The crux of the problem lies in that ICOs are not mediated by any third party. Transactions are carried out directly between the company and investors, meaning that a company can hoard some funding, then up and disappear overnight without a trace. This happens a lot, and is known as an exit scam.
“Put simply, an exit scam is a fraudulent operation orchestrated by unethical cryptocurrency promoters who disappear with investors’ funds during or in the aftermath of an initial coin offering (ICO). To do so, the scammers typically launch a new cryptocurrency based on a promising concept,” The Next Web explains.
Crypto intelligence firm CipherTrace claims 2019 may be the “Year of the Exit Scam,” with $3.1 billion stolen through exits.
Our advice? Avoid ICOs altogether. According to a study by Satis Group, approximately 78% of ICO’s in 2017 were identified as scams, 4% failed, and only 15% went on to trade on an exchange.
If you do decide to dabble with ICOs, be prepared. Thoroughly inspect a company’s website, staff, white paper and marketing material, and cross-reference with existing, legitimate crypto firms.
“It is your money and your decision, so it is your job to do proper due diligence on the project,” Julian Hawari, CEO of InfakCorp, the first Islamic Fintech Ecosystem, tells AMEinfo. “If it is too good to be true, that is usually the case.”
The safer alternative to ICOs, and one we recommend, is IEOs (Initial Exchange Offering), where a third-party exchange mediates token transactions.
While there are many legitimate exchanges that you should use to buy and sell crypto, like Binance, Huobi and OKEx, there exist even more that are fraudulent.
“There are dozens, if not hundreds, of unregulated online exchanges and brokerage firms offering cryptocurrencies and cryptocurrency trading products,” Commodity.com explains. “Investors should be wary of too-good-to-be-true promotions and promises of quick riches. Once you deposit money, many of these firms will charge you outrageous commissions or make it very difficult to withdraw funds. Some of the worst offenders will simply steal your money.”
Wallet theftWhat comes after a new technology hits the market? Why, malware, of course!
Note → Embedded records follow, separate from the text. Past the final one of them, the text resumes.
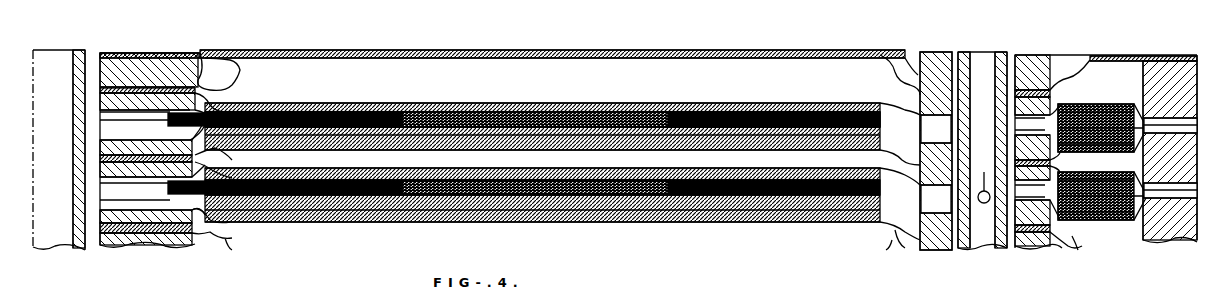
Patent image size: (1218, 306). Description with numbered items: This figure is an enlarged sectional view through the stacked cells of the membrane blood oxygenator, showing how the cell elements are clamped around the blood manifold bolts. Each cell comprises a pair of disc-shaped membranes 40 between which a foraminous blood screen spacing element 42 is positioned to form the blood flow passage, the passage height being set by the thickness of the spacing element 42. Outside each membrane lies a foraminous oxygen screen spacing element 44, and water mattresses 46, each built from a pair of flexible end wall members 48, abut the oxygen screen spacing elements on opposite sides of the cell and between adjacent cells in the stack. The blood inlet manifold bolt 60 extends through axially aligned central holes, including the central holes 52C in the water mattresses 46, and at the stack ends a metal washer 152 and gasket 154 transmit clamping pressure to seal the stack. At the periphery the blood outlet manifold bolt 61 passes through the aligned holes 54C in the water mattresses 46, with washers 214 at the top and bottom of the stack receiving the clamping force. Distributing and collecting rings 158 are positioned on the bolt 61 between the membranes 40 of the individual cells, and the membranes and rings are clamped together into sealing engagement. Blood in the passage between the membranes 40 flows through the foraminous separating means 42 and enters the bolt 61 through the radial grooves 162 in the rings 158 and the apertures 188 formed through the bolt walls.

The membranes 40 is at (295, 110).
The blood screen spacing element 42 is at (233, 110).
The oxygen screen spacing elements 44 is at (247, 110).
The water mattresses 46 is at (536, 123).
The flexible end wall members 48 is at (402, 53).
The central holes in water mattresses 52C is at (207, 73).
The holes in water mattresses 54C is at (912, 55).
The blood inlet manifold bolt 60 is at (78, 215).
The blood outlet manifold bolt 61 is at (982, 240).
The metal washer 152 is at (137, 58).
The gasket 154 is at (165, 52).
The distributing and collecting rings 158 is at (1030, 227).
The radial grooves 162 is at (1047, 117).
The apertures 188 is at (970, 128).
The washers 214 is at (1033, 67).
Given the need for a new type of wallet to carry traders’ coins and tokens, a window of opportunity has opened for hackers to try and infiltrate digital wallets. This has brought rise to wallet-targeted malware.
“The piece of malware, named InnfiRAT, a so-called remote access trojan, is able to steal sensitive information stored on a device including bitcoin and cryptocurrency wallet data,” Forbes explains. “The remote access trojan searches for wallet.dat files and if found delivers them to a server controlled by the cyber criminals.”
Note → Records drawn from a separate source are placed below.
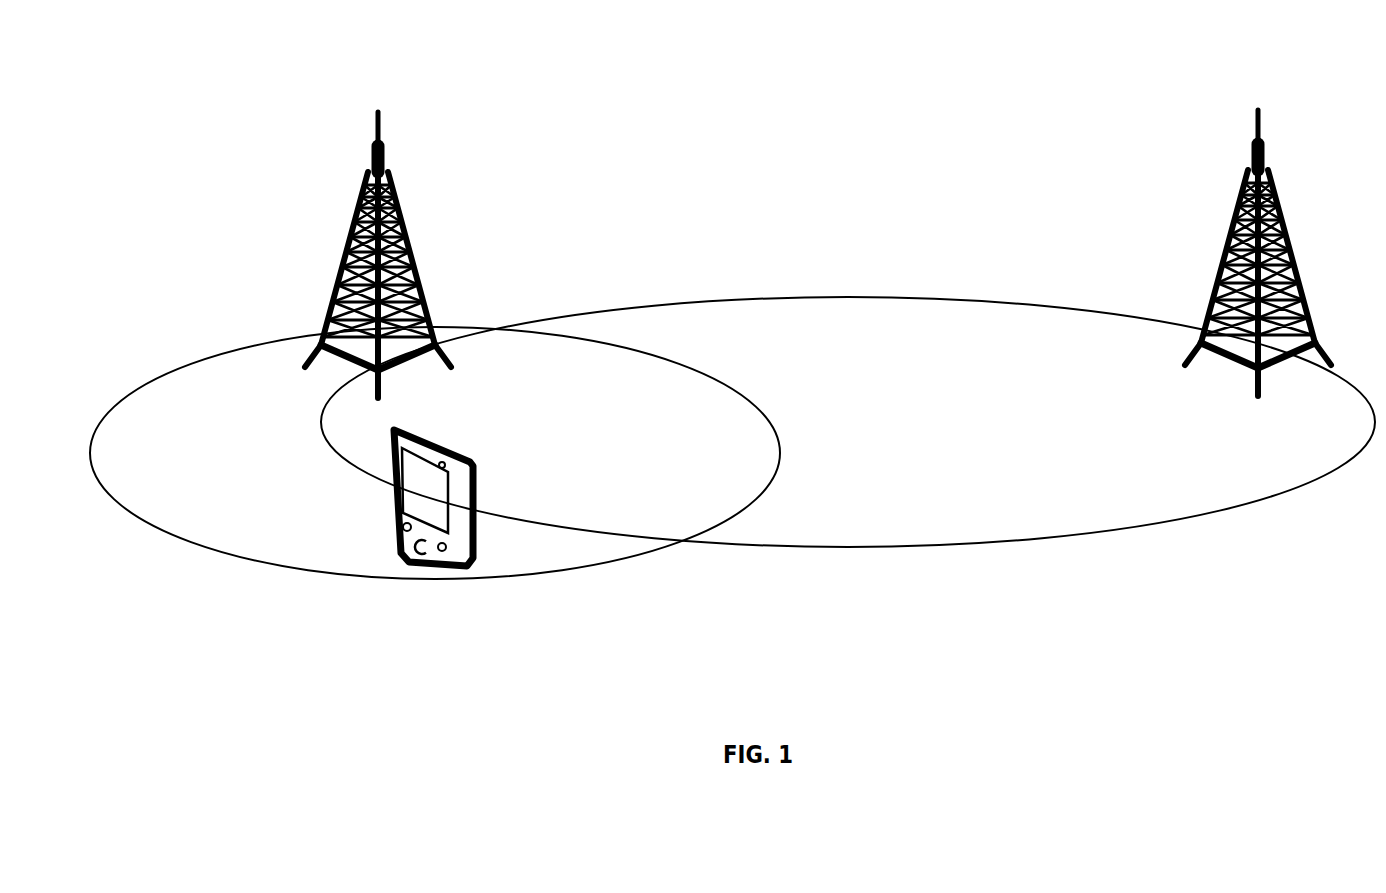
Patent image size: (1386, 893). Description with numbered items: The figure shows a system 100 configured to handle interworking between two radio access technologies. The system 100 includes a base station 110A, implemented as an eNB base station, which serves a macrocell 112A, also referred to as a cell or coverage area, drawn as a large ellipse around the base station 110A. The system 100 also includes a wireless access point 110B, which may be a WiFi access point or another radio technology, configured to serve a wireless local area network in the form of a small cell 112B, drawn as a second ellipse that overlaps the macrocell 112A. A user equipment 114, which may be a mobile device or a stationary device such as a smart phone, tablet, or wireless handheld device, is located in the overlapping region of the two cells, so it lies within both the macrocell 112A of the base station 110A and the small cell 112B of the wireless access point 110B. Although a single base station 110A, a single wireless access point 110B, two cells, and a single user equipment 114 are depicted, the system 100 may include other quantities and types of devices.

The system 100 is at (782, 48).
The base station 110A is at (1288, 228).
The wireless access point 110B is at (407, 233).
The macrocell 112A is at (1042, 538).
The small cell 112B is at (218, 555).
The user equipment 114 is at (482, 477).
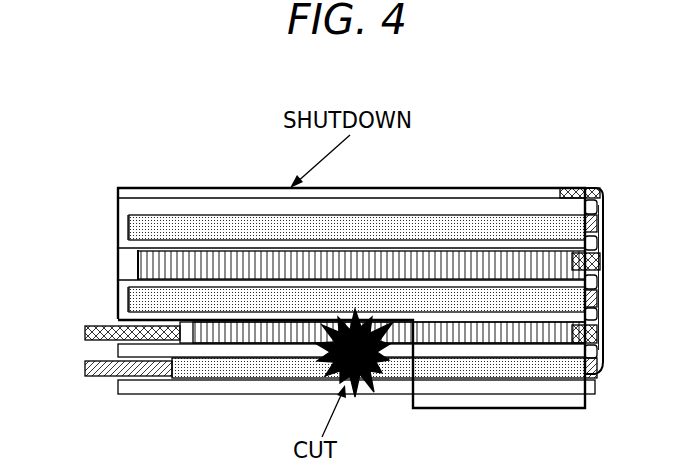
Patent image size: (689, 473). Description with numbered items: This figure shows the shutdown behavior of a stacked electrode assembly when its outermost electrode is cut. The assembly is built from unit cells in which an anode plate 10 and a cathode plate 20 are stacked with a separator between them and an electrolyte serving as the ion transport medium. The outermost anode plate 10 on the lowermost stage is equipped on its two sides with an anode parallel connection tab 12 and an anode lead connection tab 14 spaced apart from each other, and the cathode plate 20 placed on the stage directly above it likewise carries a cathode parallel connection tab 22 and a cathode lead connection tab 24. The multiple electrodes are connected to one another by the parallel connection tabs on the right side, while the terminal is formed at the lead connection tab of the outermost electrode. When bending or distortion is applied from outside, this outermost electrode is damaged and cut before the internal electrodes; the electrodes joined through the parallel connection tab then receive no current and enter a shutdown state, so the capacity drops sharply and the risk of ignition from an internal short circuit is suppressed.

The anode plate 10 is at (197, 372).
The anode parallel connection tab 12 is at (597, 365).
The anode lead connection tab 14 is at (86, 368).
The cathode plate 20 is at (195, 332).
The cathode parallel connection tab 22 is at (597, 333).
The cathode lead connection tab 24 is at (86, 331).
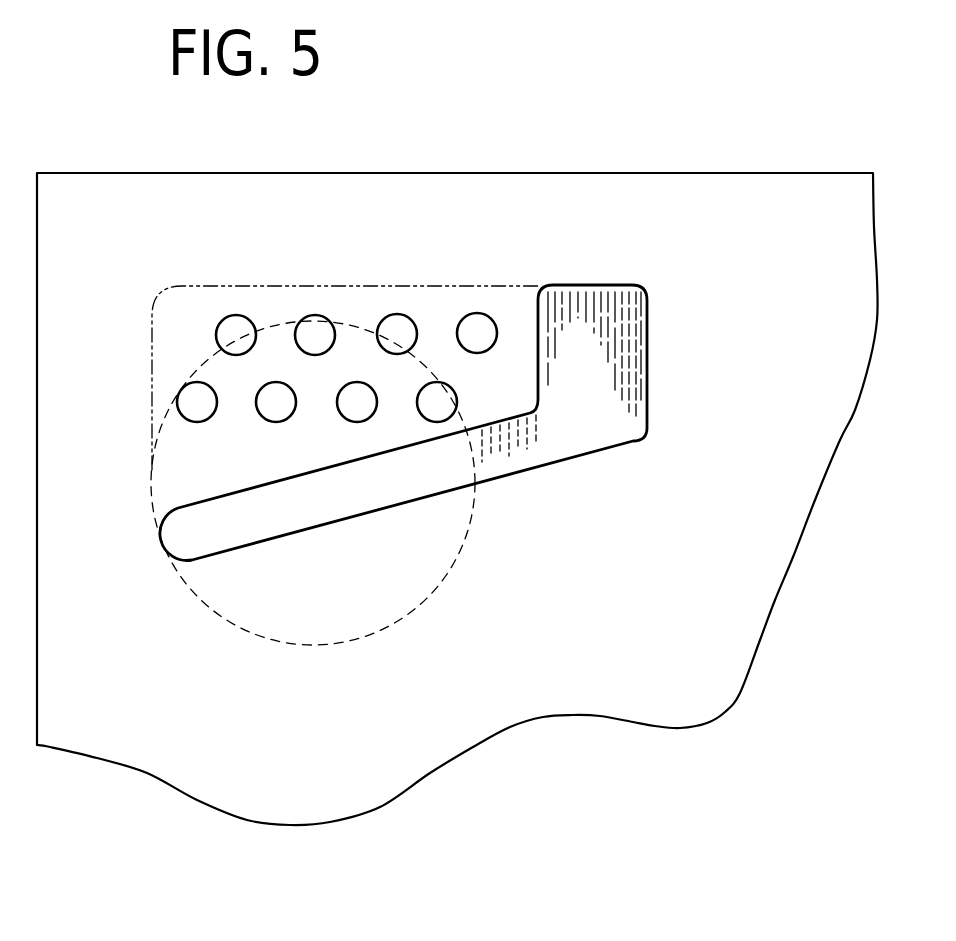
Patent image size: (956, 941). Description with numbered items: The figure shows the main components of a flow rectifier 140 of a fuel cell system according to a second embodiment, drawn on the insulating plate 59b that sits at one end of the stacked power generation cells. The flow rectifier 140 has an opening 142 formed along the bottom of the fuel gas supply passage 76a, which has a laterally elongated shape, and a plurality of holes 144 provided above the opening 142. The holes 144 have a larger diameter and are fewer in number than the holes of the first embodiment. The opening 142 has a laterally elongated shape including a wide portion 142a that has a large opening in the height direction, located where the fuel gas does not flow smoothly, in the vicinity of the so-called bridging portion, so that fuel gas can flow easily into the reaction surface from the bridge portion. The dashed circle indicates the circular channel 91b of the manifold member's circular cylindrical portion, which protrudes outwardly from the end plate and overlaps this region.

The insulating plate 59b is at (582, 93).
The circular channel 91b is at (268, 625).
The flow rectifier 140 is at (293, 312).
The holes 144 is at (478, 332).
The opening 142 is at (312, 495).
The wide portion 142a is at (583, 363).
The fuel gas supply passage 76a is at (650, 325).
RATs are usually downloaded through an infected email attachment or app, like any other piece of malware.
Luckily for traders, there exist other forms of wallets, namely paper and hardware wallets that are naturally not connected to any network, so aren’t at risk of an online threat.
A word of advice from an industry expert
AMEinfo spoke with Ahmed Jacob, CTO and Managing Partner at global blockchain Investment management company INVAO, to get some first-hand advice from the executives dealing with these issues on the ground.
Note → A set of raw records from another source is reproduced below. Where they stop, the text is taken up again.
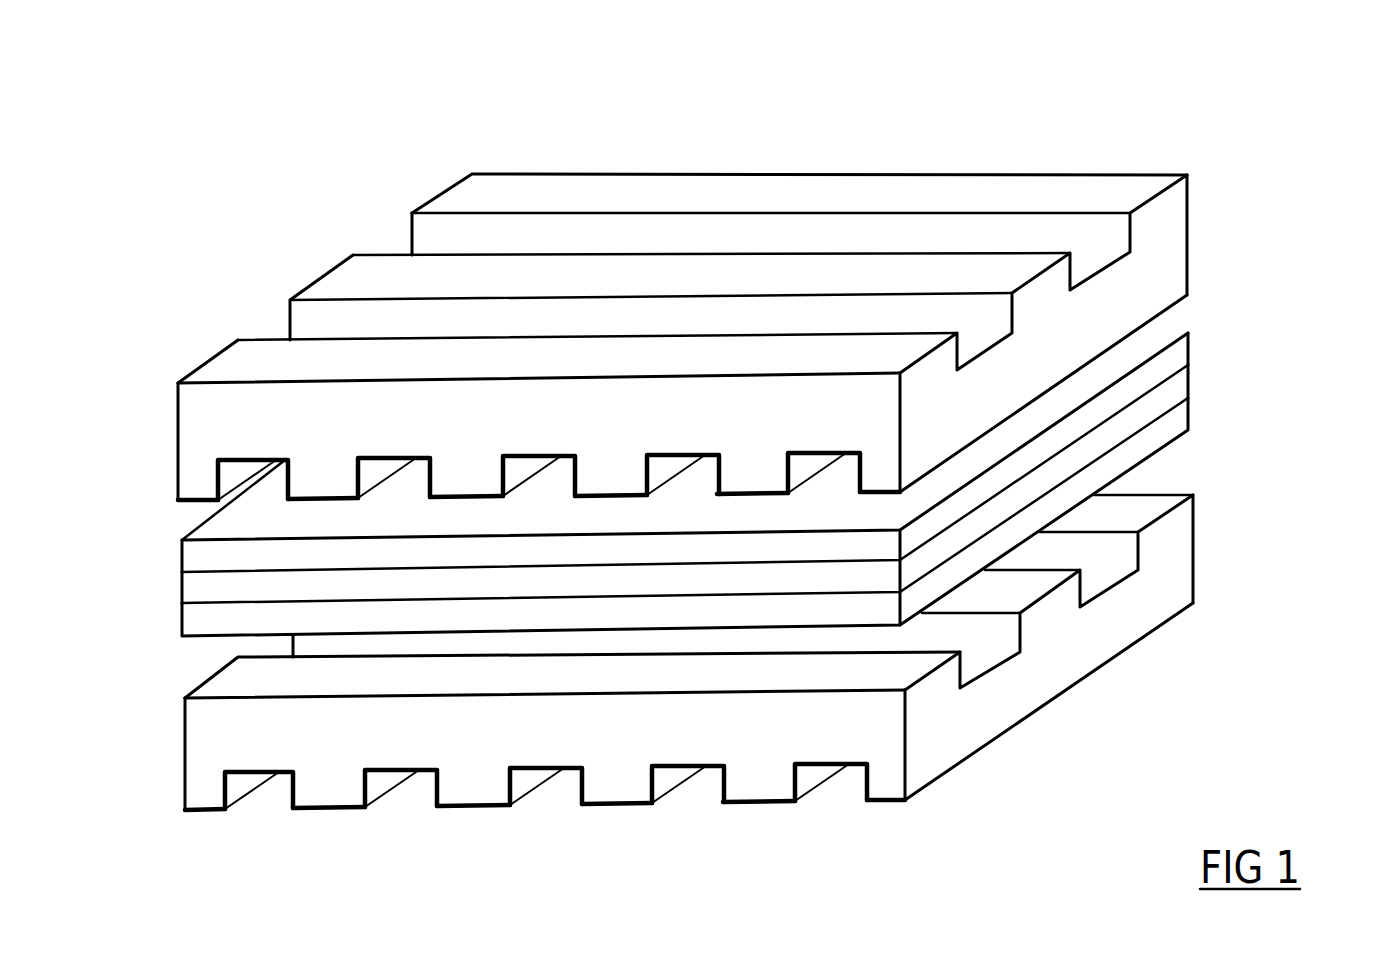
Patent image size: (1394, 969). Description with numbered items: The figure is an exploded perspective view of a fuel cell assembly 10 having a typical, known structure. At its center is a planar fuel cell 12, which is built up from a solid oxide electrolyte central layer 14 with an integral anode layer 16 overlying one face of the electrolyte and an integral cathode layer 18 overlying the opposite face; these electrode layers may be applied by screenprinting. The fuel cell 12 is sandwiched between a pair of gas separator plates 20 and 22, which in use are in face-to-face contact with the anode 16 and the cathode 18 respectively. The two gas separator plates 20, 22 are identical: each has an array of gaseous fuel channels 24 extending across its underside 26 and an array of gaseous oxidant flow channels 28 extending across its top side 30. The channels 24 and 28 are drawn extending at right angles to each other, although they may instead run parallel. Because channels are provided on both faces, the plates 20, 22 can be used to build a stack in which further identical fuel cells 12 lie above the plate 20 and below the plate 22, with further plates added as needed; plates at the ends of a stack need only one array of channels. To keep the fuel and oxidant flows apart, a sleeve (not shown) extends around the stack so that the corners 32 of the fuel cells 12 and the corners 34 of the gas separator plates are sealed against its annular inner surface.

The fuel cell assembly 10 is at (365, 118).
The planar fuel cell 12 is at (734, 528).
The solid oxide electrolyte central layer 14 is at (1190, 387).
The anode layer 16 is at (1197, 343).
The cathode layer 18 is at (1190, 432).
The gas separator plate 20 is at (1168, 210).
The gas separator plate 22 is at (1160, 617).
The gaseous fuel channels 24 is at (265, 476).
The underside 26 is at (740, 492).
The gaseous oxidant flow channels 28 is at (1105, 577).
The top side 30 is at (680, 190).
The corners of the fuel cells 32 is at (1190, 363).
The corners of the gas separator plates 34 is at (470, 174).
“Never invest in anything that you don’t understand,” Jacob said. “Investors need to look at each business case in detail. What is the value proposition of the underlying asset? For example, if a token consists of a real estate portfolio, what assets are included, in which market, and what is the strategy?
He continued: “Also, what rights do I have as an investor? Does the token pay out a dividend, do I have voting rights? If it’s a utility token, what is the business case and what problem does it solve? Essential is also an exit strategy. Where will the token get listed and will it attract liquidity? It also helps to take a look at the team behind the token and their track record. Regulation is an issue as well. I only recommend investing in a token that is being issued in a jurisdiction that has a reliable approach to securities and especially crypto regulations.”